Темная лава казалась прочной и безвредной. Она не светилась, электрические фонари забивали слабый свет огненных трещинок. Но когда один из рабочих с силой воткнул в нее ломик, пробитая дырка вспыхнула раскаленным угольком. Температура под тонкой корочкой доходила до тысячи градусов.
- Надо взрывать срочно, через час будет поздно, - сказал инженер. - И рвать в мелкие кусочки, чтобы обломки не мешали лаве.
- А как добраться до машины?
- Свяжем шесты, подсунем заряд поближе.
- Шесты коротки. Здесь метров десять, не меньше. Правильный взрыв не получится. Лучше бы перебраться.
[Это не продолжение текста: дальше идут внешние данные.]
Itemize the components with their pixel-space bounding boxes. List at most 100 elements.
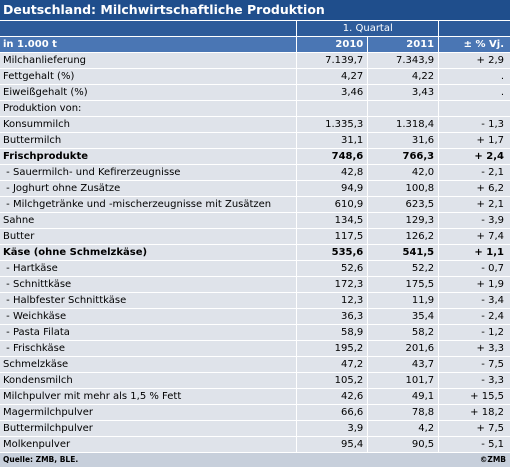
cell: 117,5 xyxy=(297,229,368,244)
cell: 541,5 xyxy=(368,245,439,260)
cell: 105,2 xyxy=(297,373,368,388)
row-label: Fettgehalt (%) xyxy=(0,69,297,84)
cell: . xyxy=(439,85,510,100)
table-row: Molkenpulver 95,4 90,5- 5,1 xyxy=(0,437,510,452)
row-label: - Halbfester Schnittkäse xyxy=(0,293,297,308)
table-row: - Frischkäse 195,2 201,6 + 3,3 xyxy=(0,341,510,356)
col-header: 2011 xyxy=(368,37,439,52)
cell: 4,2 xyxy=(368,421,439,436)
cell: 58,9 xyxy=(297,325,368,340)
cell: 3,9 xyxy=(297,421,368,436)
cell: 12,3 xyxy=(297,293,368,308)
cell: - 1,3 xyxy=(439,117,510,132)
row-label: - Milchgetränke und -mischerzeugnisse mi… xyxy=(0,197,297,212)
table-row: Produktion von: xyxy=(0,101,510,116)
blank xyxy=(0,21,297,36)
cell: 31,1 xyxy=(297,133,368,148)
cell: 1.335,3 xyxy=(297,117,368,132)
cell: 35,4 xyxy=(368,309,439,324)
row-label: Frischprodukte xyxy=(0,149,297,164)
cell: 94,9 xyxy=(297,181,368,196)
cell: - 3,4 xyxy=(439,293,510,308)
table-row: - Halbfester Schnittkäse 12,3 11,9- 3,4 xyxy=(0,293,510,308)
row-label: - Pasta Filata xyxy=(0,325,297,340)
table-row: Milchanlieferung 7.139,7 7.343,9 + 2,9 xyxy=(0,53,510,68)
cell xyxy=(297,101,368,116)
cell: 42,6 xyxy=(297,389,368,404)
table-row: - Hartkäse 52,6 52,2- 0,7 xyxy=(0,261,510,276)
row-label: - Weichkäse xyxy=(0,309,297,324)
cell: 42,8 xyxy=(297,165,368,180)
row-label: - Schnittkäse xyxy=(0,277,297,292)
cell: 3,46 xyxy=(297,85,368,100)
cell: 610,9 xyxy=(297,197,368,212)
cell: 766,3 xyxy=(368,149,439,164)
cell: + 1,1 xyxy=(439,245,510,260)
blank xyxy=(439,21,510,36)
cell: 175,5 xyxy=(368,277,439,292)
table-row: Konsummilch 1.335,3 1.318,4- 1,3 xyxy=(0,117,510,132)
cell: 95,4 xyxy=(297,437,368,452)
table-row: - Joghurt ohne Zusätze 94,9 100,8 + 6,2 xyxy=(0,181,510,196)
table-row: - Milchgetränke und -mischerzeugnisse mi… xyxy=(0,197,510,212)
row-label: Butter xyxy=(0,229,297,244)
period: 1. Quartal xyxy=(297,21,439,36)
cell: + 7,4 xyxy=(439,229,510,244)
cell: 31,6 xyxy=(368,133,439,148)
cell: - 5,1 xyxy=(439,437,510,452)
source: Quelle: ZMB, BLE. xyxy=(3,455,79,464)
cell: + 15,5 xyxy=(439,389,510,404)
row-label: Magermilchpulver xyxy=(0,405,297,420)
table-row: Eiweißgehalt (%) 3,46 3,43. xyxy=(0,85,510,100)
cell: 7.343,9 xyxy=(368,53,439,68)
table-row: Kondensmilch 105,2 101,7- 3,3 xyxy=(0,373,510,388)
row-label: - Hartkäse xyxy=(0,261,297,276)
table-body: Milchanlieferung 7.139,7 7.343,9 + 2,9 Fettg… xyxy=(0,53,510,452)
cell: 4,22 xyxy=(368,69,439,84)
cell: 4,27 xyxy=(297,69,368,84)
table-row: Sahne 134,5 129,3- 3,9 xyxy=(0,213,510,228)
row-label: Milchpulver mit mehr als 1,5 % Fett xyxy=(0,389,297,404)
cell: + 2,1 xyxy=(439,197,510,212)
cell: 43,7 xyxy=(368,357,439,372)
cell: - 2,1 xyxy=(439,165,510,180)
table-row: Käse (ohne Schmelzkäse) 535,6 541,5 + 1,1 xyxy=(0,245,510,260)
row-label: Molkenpulver xyxy=(0,437,297,452)
cell: 195,2 xyxy=(297,341,368,356)
header-row: 1. Quartal xyxy=(0,21,510,36)
cell: 90,5 xyxy=(368,437,439,452)
cell: + 1,7 xyxy=(439,133,510,148)
cell: - 1,2 xyxy=(439,325,510,340)
cell: + 2,9 xyxy=(439,53,510,68)
title: Deutschland: Milchwirtschaftliche Produk… xyxy=(0,0,510,20)
copyright: ©ZMB xyxy=(479,455,506,464)
cell: 11,9 xyxy=(368,293,439,308)
table-row: Magermilchpulver 66,6 78,8 + 18,2 xyxy=(0,405,510,420)
table-row: Butter 117,5 126,2 + 7,4 xyxy=(0,229,510,244)
table-row: Buttermilch 31,1 31,6 + 1,7 xyxy=(0,133,510,148)
cell: 623,5 xyxy=(368,197,439,212)
cell: 47,2 xyxy=(297,357,368,372)
cell: . xyxy=(439,69,510,84)
cell: + 7,5 xyxy=(439,421,510,436)
cell: + 6,2 xyxy=(439,181,510,196)
footer: Quelle: ZMB, BLE. ©ZMB xyxy=(0,453,510,467)
row-label: Milchanlieferung xyxy=(0,53,297,68)
cell: 201,6 xyxy=(368,341,439,356)
table-row: Milchpulver mit mehr als 1,5 % Fett 42,6 4… xyxy=(0,389,510,404)
cell: 1.318,4 xyxy=(368,117,439,132)
table-row: Fettgehalt (%) 4,27 4,22. xyxy=(0,69,510,84)
table-row: - Pasta Filata 58,9 58,2- 1,2 xyxy=(0,325,510,340)
row-label: Schmelzkäse xyxy=(0,357,297,372)
cell: 100,8 xyxy=(368,181,439,196)
row-label: Eiweißgehalt (%) xyxy=(0,85,297,100)
cell: + 3,3 xyxy=(439,341,510,356)
cell: 78,8 xyxy=(368,405,439,420)
table-row: - Sauermilch- und Kefirerzeugnisse 42,8 42… xyxy=(0,165,510,180)
cell: 36,3 xyxy=(297,309,368,324)
cell: - 3,3 xyxy=(439,373,510,388)
table-row: Buttermilchpulver 3,9 4,2 + 7,5 xyxy=(0,421,510,436)
cell: 126,2 xyxy=(368,229,439,244)
row-label: Kondensmilch xyxy=(0,373,297,388)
Старший подрывник остановился в затруднении. Десять метров лавы невинной снаружи и наполненной нестерпимым жаром внутри - отделяли людей от механизмов. Положить заряд перед лавой на расстоянии 10 метров от комбайна? Получится ли нужный эффект? Связать заряд и забросить его, как бомбу? Но при броске могут выскочить взрыватели, или еще хуже взрыв произойдет прежде, чем люди отойдут хотя бы на шаг.
И рабочие стояли в раздумье. Все они понимали опасность. Лава могла прорваться каждую минуту, сокрушить комбайн и сжечь их. Но думали они не о себе, они пришли спасать общий труд. Лавопровод под угрозой -- это понимали все. Инженер, кроме того, понимал, что под угрозой и паропроводы. Давление в пещере упало, лава поднимается, она может закупорить скважины, пробуренные с таким трудом.
И тогда Мочан одним движением вскочил на полузастывшую лаву. Это было в его стиле: рискнуть, и дело с концом. Две-три секунды, короткая перебежка, прыжок в дверь, и вот он, поджав ноги, сидит на горячей станине... В одном месте лава продавлена, - виден огненный, медленно затухающий след. Если бы не асбестовые подошвы, Мочан остался бы без ноги.
Ему стало весело от собственной смелости и ловкости, оттого, что он не побоялся принять вызов вулкана. Какая-то белая фигура пыталась последовать за ним, но провалилась по щиколотку. Неудачника подхватили подмышки и вытащили на твердую почву.
- Не надо, - крикнул Мочан - Я справлюсь. Я умею.
Волей-неволей все остальные вынуждены были только помогать ему. Старший подрывник приказал всем молчать, он один давал советы и указания. Подрывники ловко увязывали в пакеты бруски взрывчатки, такие безвредные с виду, похожие по цвету и на ощупь на воск.. С помощью шестов пакеты подталкивали к Мочану, а он уже, перелезая через рычаги, распределял взрывчатку между деталями комбайна, снабжая брусочками каждый шкив, каждый вал, каждый короб, стойки, лапы, щиты. Мочан работал с увлечением, с подъемом, хотя как механик жалел умную машину, которая проделала такую сложную работу, а теперь обречена была стать грудой обломков. Но спасти комбайн, врастающий в раскаленную лаву, было уже невозможно. Надо было спасать многомесячный труд людей.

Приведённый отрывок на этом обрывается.